Neppure nell’arte contemporanea un dipinto rappresenta soltanto se stesso, al di fuori di ogni significato. Semmai oggi il significato è manifesto e strappa un sorriso, ma l’opera non c’è più, come nell’arte concettuale.
Tuttavia molte opere ci risultano enigmatiche. In molti casi i significati simbolici si sovrappongono, e il più immediato a cogliersi ne nasconde altri più complessi e sofisticati da riconoscere. Talvolta, infine, questa stratificazione di significati somiglia a un percorso iniziatico, oppure a un rimbalzare curioso entro un prisma dove ogni faccia richiama via via le altre.
Il compito interpretativo dell’osservatore è un cammino che torna più volte alle immagini. All’iniziale funzione di globalizzazione (nel senso dato a questo termine da Decroly), ossia la percezione d’insieme, segue una funzione di scomposizione (l’analisi mediante descrizione degli elementi fondanti del dipinto).
Ad ambedue queste funzioni si applica la domanda elementare: «Cosa si vede?». La domanda ritorna più volte, perché non investe solo gli oggetti rappresentati nel dipinto, ma il loro comporsi in più trame: la modalità narrativa; l’architettura dello spazio; la luce; le scale cromatiche; le relazioni tra gli elementi. Nel mentre scomponiamo l’opera in cerca di nuovi dettagli significanti torniamo più volte al dipinto nel suo insieme, ricomponendolo con gli elementi che abbiamo scoperto. I processi percettivi si rinnovano, e ci aprono così nuove prospettive.
Solo in quel momento abbiamo davvero necessità di ulteriori notizie e di altre immagini – e ormai possiamo soddisfare quel bisogno ovunque e in pochi istanti, a condizione che si sappia navigare oltre gli Scogli della Banalità di Wikipedia e di altri siti di divulgazione un tanto al chilo. Il web in questo ci soccorre, ma ci è anche nemico.
L’arte è anzitutto un’autobiografia collettiva fatta di continuità, svolte e rotture. Per questo secondo giro di letture non basta chiedersi: «Cosa l’artista voleva che vedessi?» (ammesso che volesse qualcosa da un pubblico astratto e non dal committente o da se stesso).. Dobbiamo poter entrare in questa «autobiografia».

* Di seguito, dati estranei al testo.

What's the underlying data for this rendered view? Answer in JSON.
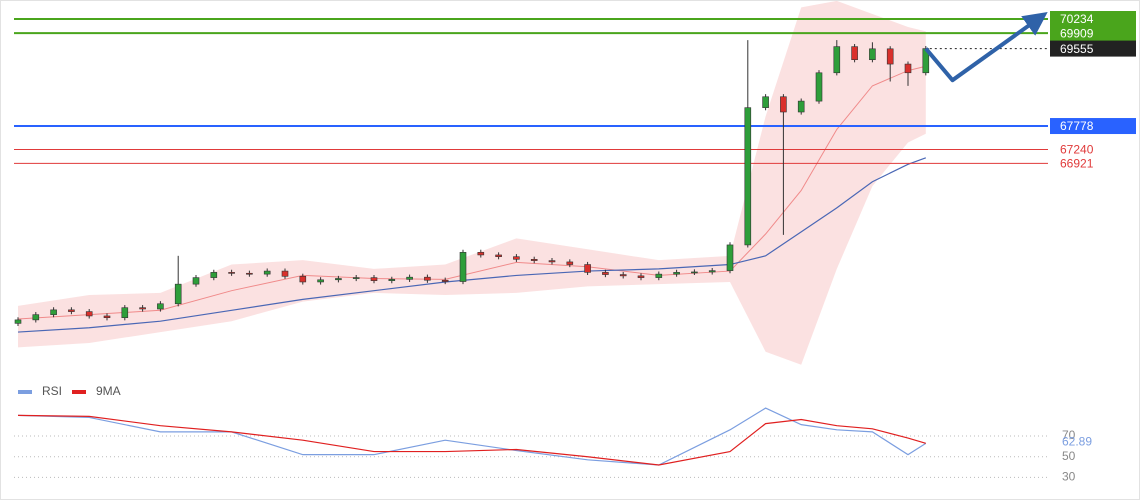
{
  "chart_data": [
    {
      "type": "candlestick",
      "ylim": [
        62180,
        70670
      ],
      "up_color": "#2e9e3a",
      "down_color": "#d9302c",
      "open": [
        63250,
        63330,
        63450,
        63560,
        63520,
        63420,
        63380,
        63610,
        63580,
        63700,
        64150,
        64300,
        64420,
        64400,
        64380,
        64450,
        64330,
        64200,
        64250,
        64280,
        64300,
        64230,
        64260,
        64310,
        64240,
        64210,
        64880,
        64820,
        64780,
        64720,
        64690,
        64660,
        64600,
        64420,
        64370,
        64340,
        64300,
        64380,
        64420,
        64430,
        64460,
        65050,
        68200,
        68450,
        68100,
        68350,
        69000,
        69600,
        69300,
        69550,
        69200,
        69000
      ],
      "high": [
        63390,
        63510,
        63620,
        63620,
        63580,
        63480,
        63670,
        63670,
        63760,
        64800,
        64360,
        64480,
        64480,
        64460,
        64510,
        64510,
        64390,
        64310,
        64340,
        64360,
        64360,
        64320,
        64370,
        64370,
        64300,
        64940,
        64940,
        64880,
        64840,
        64780,
        64750,
        64720,
        64660,
        64480,
        64430,
        64400,
        64440,
        64480,
        64490,
        64520,
        65110,
        69750,
        68510,
        68510,
        68410,
        69060,
        69750,
        69660,
        69700,
        69610,
        69260,
        69615
      ],
      "low": [
        63190,
        63270,
        63390,
        63460,
        63360,
        63320,
        63320,
        63520,
        63520,
        63640,
        64090,
        64240,
        64340,
        64320,
        64320,
        64270,
        64140,
        64140,
        64190,
        64220,
        64170,
        64170,
        64200,
        64180,
        64150,
        64150,
        64760,
        64720,
        64660,
        64630,
        64600,
        64540,
        64360,
        64310,
        64280,
        64240,
        64240,
        64320,
        64360,
        64370,
        64400,
        64990,
        68140,
        65280,
        68040,
        68290,
        68940,
        69240,
        69240,
        68800,
        68700,
        68940
      ],
      "close": [
        63330,
        63450,
        63560,
        63520,
        63420,
        63380,
        63610,
        63580,
        63700,
        64150,
        64300,
        64420,
        64400,
        64380,
        64450,
        64330,
        64200,
        64250,
        64280,
        64300,
        64230,
        64260,
        64310,
        64240,
        64210,
        64880,
        64820,
        64780,
        64720,
        64690,
        64660,
        64600,
        64420,
        64370,
        64340,
        64300,
        64380,
        64420,
        64430,
        64460,
        65050,
        68200,
        68450,
        68100,
        68350,
        69000,
        69600,
        69300,
        69550,
        69200,
        69000,
        69555
      ],
      "overlay_x": [
        0,
        4,
        8,
        12,
        16,
        20,
        24,
        28,
        32,
        36,
        40,
        42,
        44,
        46,
        48,
        50,
        51
      ],
      "band": {
        "color": "#f7c9c9",
        "upper": [
          63650,
          63900,
          63950,
          64600,
          64700,
          64500,
          64600,
          65200,
          64950,
          64700,
          64800,
          68000,
          70500,
          70650,
          70350,
          70050,
          69950
        ],
        "lower": [
          62700,
          62800,
          63050,
          63300,
          63750,
          63950,
          63900,
          63950,
          64100,
          64150,
          64200,
          62600,
          62300,
          64500,
          66400,
          67400,
          67600
        ]
      },
      "ma_fast": {
        "color": "#f08a8a",
        "values": [
          63350,
          63450,
          63550,
          64000,
          64350,
          64280,
          64260,
          64650,
          64550,
          64350,
          64450,
          65300,
          66300,
          67700,
          68700,
          69050,
          69150
        ]
      },
      "ma_slow": {
        "color": "#4a67b5",
        "values": [
          63050,
          63150,
          63300,
          63550,
          63800,
          64000,
          64200,
          64350,
          64450,
          64500,
          64600,
          64800,
          65350,
          65900,
          66500,
          66900,
          67050
        ]
      },
      "forecast": {
        "color": "#2f62a8",
        "x": [
          51,
          52.5,
          57.3
        ],
        "values": [
          69555,
          68830,
          70234
        ]
      },
      "levels": [
        {
          "value": 70234,
          "color": "#4aa51c",
          "style": "solid",
          "boxed": true
        },
        {
          "value": 69909,
          "color": "#4aa51c",
          "style": "solid",
          "boxed": true
        },
        {
          "value": 69555,
          "color": "#222222",
          "style": "dotted",
          "boxed": true
        },
        {
          "value": 67778,
          "color": "#2962ff",
          "style": "solid",
          "boxed": true
        },
        {
          "value": 67240,
          "color": "#e03a3a",
          "style": "thin",
          "boxed": false
        },
        {
          "value": 66921,
          "color": "#e03a3a",
          "style": "thin",
          "boxed": false
        }
      ]
    },
    {
      "type": "line",
      "x": [
        0,
        4,
        8,
        12,
        16,
        20,
        24,
        28,
        32,
        36,
        40,
        42,
        44,
        46,
        48,
        50,
        51
      ],
      "ylim": [
        13,
        100
      ],
      "yticks": [
        30,
        50,
        70
      ],
      "series": [
        {
          "name": "RSI",
          "color": "#7b9ee0",
          "values": [
            90,
            88,
            74,
            74,
            52,
            52,
            66,
            56,
            47,
            42,
            76,
            97,
            81,
            76,
            74,
            52,
            62.89
          ]
        },
        {
          "name": "9MA",
          "color": "#e02020",
          "values": [
            90,
            89,
            80,
            74,
            66,
            55,
            55,
            57,
            50,
            42,
            55,
            82,
            86,
            80,
            77,
            68,
            63
          ]
        }
      ]
    }
  ]
}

Nessun osservatore avvertito è del tutto ignaro dei significati iconologici che si sono deposti, sovrapposti o opposti nel tramandarsi e rinnovarsi della storia delle immagini e dei simboli; prima di cercare dei rimandi fuori di noi, cerchiamoli in noi.
Una volta entrati in questo «noi stessi» collettivo, il nostro baricentro si sposta, anzitutto sul piano emotivo, dal sentirci un punto instabile che è giunto davanti all’opera attraverso un lungo passato alla proiezione personale su un presente ermeneutico. L’osservatore prende atto che la sua osservazione non è solo parte di una storia iconografica che gli si è deposta dinanzi nelle vesti di «tradizione» che precede, accompagna e segue il contesto storico e biografico dell’artista, ma è anche quella di un interrogante e di un ermeneuta singolare, che legittimamente sovrappone alla domanda originaria una sua propria domanda: «Io cosa vedo?».
Fisicamente, avanzeremo quanto basta per cogliere i particolari o le sfumature del dipinto, e arretreremo per meglio osservarne l’insieme e la profondità. Solo in ultimo, per completare il percorso, ci serviranno le relative informazioni storiche e tecniche.
Formulare un modello di percezione potenziata dalla riflessività non è né semplice né, probabilmente, utile. Mi limito a cercare di accompagnarvi sommariamente dentro un’opera tanto celebre quanto enigmatica, i Tre filosofi di Giorgione (1506-08, Kunsthistorische Museum, Vienna; il titolo è del 1525). Le interpretazioni del dipinto hanno generato varie scuole di pensiero. Ma dal nostro punto di vista le interpretazioni non sono la porta migliore per accedere al dipinto. In prima istanza dobbiamo cavarcela da soli, senza nozionismi o intellettualismi più o meno congrui o eruditi.
Anzitutto vediamo un dipinto con tre austeri protagonisti, abbigliati con fogge e colori distinti e appartenenti a tre epoche e generazioni diverse. Il giovane è un contemporaneo, veste in libertà ed è a capo scoperto; l’adulto sembra essere un pensatore alessandrino con due tratti distintivi, un cappello orientale e un ricercato ciondolo al collo; il vecchio un antico greco con abiti sobri ed essenziali.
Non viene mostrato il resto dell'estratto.